I don't know if this has specifically been addressed by someone before, but one dimension to the existential problem is banality of existence. There is a kind of abstract meaninglessness that people like Camus have written about, but there's also a very practical sense of the banality that most of us are, from time to time, conscious of. In short: How do we live a life where we know that the world is so full wrongs and that we are, by and large, powerless to change it?

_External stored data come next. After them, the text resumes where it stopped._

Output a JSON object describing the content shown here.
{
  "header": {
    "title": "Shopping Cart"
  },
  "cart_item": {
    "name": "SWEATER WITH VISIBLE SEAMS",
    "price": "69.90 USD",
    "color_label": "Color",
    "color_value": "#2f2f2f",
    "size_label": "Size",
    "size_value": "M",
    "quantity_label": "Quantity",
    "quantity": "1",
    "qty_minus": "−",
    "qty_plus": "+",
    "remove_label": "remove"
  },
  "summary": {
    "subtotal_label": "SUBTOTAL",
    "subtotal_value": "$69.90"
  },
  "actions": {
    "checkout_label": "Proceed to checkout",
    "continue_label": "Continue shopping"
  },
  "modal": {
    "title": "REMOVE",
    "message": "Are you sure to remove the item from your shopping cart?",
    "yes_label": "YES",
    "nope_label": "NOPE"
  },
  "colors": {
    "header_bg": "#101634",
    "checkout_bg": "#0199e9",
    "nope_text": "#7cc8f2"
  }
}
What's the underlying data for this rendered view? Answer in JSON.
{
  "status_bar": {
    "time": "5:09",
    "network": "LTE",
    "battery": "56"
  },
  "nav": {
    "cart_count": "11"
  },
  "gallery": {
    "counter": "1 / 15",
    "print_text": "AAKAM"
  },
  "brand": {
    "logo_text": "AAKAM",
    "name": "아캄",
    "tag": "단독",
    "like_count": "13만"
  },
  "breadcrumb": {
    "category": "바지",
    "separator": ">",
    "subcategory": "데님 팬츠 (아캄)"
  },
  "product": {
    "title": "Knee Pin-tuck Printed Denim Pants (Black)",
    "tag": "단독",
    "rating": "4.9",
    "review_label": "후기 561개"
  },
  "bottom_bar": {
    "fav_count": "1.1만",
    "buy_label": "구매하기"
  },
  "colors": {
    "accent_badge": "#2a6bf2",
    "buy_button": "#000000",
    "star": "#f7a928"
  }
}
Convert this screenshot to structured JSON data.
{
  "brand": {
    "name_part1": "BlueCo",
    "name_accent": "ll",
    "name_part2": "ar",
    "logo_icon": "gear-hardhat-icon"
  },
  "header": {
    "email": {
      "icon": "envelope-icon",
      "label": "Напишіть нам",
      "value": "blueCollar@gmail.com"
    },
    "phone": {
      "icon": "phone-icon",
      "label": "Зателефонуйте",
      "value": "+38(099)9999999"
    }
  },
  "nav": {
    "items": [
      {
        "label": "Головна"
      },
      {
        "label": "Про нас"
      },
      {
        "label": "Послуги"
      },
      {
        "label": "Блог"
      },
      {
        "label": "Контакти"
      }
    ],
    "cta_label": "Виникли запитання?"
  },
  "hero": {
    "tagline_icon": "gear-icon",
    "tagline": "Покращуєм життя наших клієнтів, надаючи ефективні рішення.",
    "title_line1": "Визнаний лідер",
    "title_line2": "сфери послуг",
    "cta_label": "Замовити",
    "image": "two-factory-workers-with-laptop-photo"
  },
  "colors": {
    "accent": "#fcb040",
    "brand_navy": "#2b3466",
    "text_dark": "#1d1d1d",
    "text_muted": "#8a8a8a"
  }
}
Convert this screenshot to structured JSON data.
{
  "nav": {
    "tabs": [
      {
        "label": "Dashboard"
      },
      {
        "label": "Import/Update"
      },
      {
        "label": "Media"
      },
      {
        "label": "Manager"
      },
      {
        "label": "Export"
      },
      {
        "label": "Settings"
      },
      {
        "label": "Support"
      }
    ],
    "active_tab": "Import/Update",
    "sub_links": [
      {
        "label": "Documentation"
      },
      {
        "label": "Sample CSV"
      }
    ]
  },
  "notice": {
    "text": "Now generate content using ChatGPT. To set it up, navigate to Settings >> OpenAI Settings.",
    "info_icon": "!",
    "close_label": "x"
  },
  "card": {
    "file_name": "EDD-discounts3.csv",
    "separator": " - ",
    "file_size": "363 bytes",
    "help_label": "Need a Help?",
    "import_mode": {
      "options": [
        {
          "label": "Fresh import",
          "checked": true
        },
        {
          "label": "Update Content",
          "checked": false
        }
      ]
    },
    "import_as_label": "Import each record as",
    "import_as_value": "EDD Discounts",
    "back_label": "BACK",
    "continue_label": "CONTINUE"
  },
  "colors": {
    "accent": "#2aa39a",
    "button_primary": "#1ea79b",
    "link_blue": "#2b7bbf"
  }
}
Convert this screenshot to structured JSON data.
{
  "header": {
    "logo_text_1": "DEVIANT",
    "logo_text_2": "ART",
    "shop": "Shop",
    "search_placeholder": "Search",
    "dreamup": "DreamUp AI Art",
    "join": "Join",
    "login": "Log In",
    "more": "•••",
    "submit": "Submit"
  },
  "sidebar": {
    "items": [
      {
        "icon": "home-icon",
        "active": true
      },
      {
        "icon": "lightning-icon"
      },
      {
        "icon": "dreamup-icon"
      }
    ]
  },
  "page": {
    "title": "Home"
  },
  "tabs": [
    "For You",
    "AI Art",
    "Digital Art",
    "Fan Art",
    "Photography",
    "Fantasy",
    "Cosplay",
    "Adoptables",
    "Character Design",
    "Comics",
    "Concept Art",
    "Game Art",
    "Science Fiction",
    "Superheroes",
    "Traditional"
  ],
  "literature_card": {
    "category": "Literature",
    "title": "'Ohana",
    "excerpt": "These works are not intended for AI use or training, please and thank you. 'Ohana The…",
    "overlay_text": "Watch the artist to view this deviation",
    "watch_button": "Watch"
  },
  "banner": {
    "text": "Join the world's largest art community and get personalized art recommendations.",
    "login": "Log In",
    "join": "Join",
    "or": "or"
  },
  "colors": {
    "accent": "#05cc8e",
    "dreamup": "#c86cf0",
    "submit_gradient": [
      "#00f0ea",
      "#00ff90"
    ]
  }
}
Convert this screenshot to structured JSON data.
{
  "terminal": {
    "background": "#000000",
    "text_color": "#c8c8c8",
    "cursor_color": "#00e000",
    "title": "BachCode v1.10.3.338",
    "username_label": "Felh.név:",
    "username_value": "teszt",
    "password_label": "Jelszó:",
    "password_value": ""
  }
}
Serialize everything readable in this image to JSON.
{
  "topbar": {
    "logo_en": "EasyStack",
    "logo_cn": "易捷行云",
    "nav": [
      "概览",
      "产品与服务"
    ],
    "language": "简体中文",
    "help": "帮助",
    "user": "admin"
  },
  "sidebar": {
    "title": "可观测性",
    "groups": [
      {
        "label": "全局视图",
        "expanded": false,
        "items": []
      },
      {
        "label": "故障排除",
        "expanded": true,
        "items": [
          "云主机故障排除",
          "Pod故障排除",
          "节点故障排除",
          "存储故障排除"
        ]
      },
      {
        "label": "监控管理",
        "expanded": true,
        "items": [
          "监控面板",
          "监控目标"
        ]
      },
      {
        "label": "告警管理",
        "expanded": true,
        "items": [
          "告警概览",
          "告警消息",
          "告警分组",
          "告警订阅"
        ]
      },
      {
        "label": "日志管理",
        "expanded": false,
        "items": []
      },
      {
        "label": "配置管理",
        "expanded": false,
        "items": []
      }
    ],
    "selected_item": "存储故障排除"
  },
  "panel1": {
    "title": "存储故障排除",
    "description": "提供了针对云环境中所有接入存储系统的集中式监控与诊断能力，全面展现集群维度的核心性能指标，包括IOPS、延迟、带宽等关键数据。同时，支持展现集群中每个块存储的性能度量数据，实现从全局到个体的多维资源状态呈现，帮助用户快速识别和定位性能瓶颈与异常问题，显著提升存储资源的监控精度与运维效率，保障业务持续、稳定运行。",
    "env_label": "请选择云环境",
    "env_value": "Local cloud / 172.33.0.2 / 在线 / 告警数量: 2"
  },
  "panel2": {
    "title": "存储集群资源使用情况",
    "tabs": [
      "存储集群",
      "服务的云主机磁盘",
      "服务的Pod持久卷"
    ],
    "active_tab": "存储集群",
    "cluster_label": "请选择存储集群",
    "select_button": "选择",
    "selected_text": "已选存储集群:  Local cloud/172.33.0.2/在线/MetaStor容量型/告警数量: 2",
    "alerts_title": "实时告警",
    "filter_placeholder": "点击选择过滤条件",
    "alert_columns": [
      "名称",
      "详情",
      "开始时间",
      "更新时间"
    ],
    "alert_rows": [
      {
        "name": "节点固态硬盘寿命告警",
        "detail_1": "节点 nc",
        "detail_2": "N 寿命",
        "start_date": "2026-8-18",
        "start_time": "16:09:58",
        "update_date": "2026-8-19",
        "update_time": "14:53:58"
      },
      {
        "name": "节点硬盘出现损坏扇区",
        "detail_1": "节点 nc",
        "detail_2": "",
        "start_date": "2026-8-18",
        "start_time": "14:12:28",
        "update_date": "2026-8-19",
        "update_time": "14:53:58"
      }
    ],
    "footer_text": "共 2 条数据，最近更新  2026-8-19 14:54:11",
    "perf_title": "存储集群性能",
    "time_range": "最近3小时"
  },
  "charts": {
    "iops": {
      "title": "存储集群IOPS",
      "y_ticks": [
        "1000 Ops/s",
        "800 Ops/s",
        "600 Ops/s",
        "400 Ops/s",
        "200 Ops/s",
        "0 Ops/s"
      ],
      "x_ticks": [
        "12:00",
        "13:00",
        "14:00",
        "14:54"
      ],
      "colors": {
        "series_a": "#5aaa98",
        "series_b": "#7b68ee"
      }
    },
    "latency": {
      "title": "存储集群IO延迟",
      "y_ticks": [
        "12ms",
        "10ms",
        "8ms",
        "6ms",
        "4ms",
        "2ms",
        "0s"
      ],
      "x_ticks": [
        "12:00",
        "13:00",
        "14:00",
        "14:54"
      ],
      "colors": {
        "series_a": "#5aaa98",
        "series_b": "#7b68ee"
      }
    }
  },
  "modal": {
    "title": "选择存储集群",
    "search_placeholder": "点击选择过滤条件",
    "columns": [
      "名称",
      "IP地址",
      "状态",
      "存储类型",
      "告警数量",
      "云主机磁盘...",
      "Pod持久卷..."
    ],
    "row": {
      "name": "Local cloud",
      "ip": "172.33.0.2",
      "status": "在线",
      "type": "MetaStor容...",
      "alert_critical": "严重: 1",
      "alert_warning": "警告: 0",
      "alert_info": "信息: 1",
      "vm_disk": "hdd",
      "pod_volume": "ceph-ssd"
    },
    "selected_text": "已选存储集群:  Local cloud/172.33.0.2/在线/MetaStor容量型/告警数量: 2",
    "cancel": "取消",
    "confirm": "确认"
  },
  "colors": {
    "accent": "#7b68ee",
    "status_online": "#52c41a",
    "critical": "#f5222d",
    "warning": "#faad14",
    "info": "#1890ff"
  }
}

We live our lives day to day seeking our own happiness as though it carries a deep meaning. We suffer for the most trivial things, and we are put through all kinds of absurdity in order to buy ourselves some comfort in which we can pass our days. We lose, we gain; and after time has had its way, every joy or pain loses its significance. We live in bubbles, painfully focused on the minutiae of our lives but often unaware of the larger things going on around us.

And for our entertainment, we often watch others pass the same banal lives—characters on screens or on pages looking for happiness and revelling in frivolity. Or if we seek an escape, a fantasy, we try to lose ourselves in a world where individuals have power and could shape the world around them; and sometimes this only reminds us of just how unremarkable our own existence is.

Then there's religion or faith. But all it tells us is that, yes, we're powerless, that ultimately we need to depend on a greater power. It only gives an answer to the problem by affirming it and denying that we there is anything we can do on our own.

So how do we do it? How do most of us go about living our daily lives willy-nilly? It's strange, even fascinating. 

Perhaps that is the miracle of life.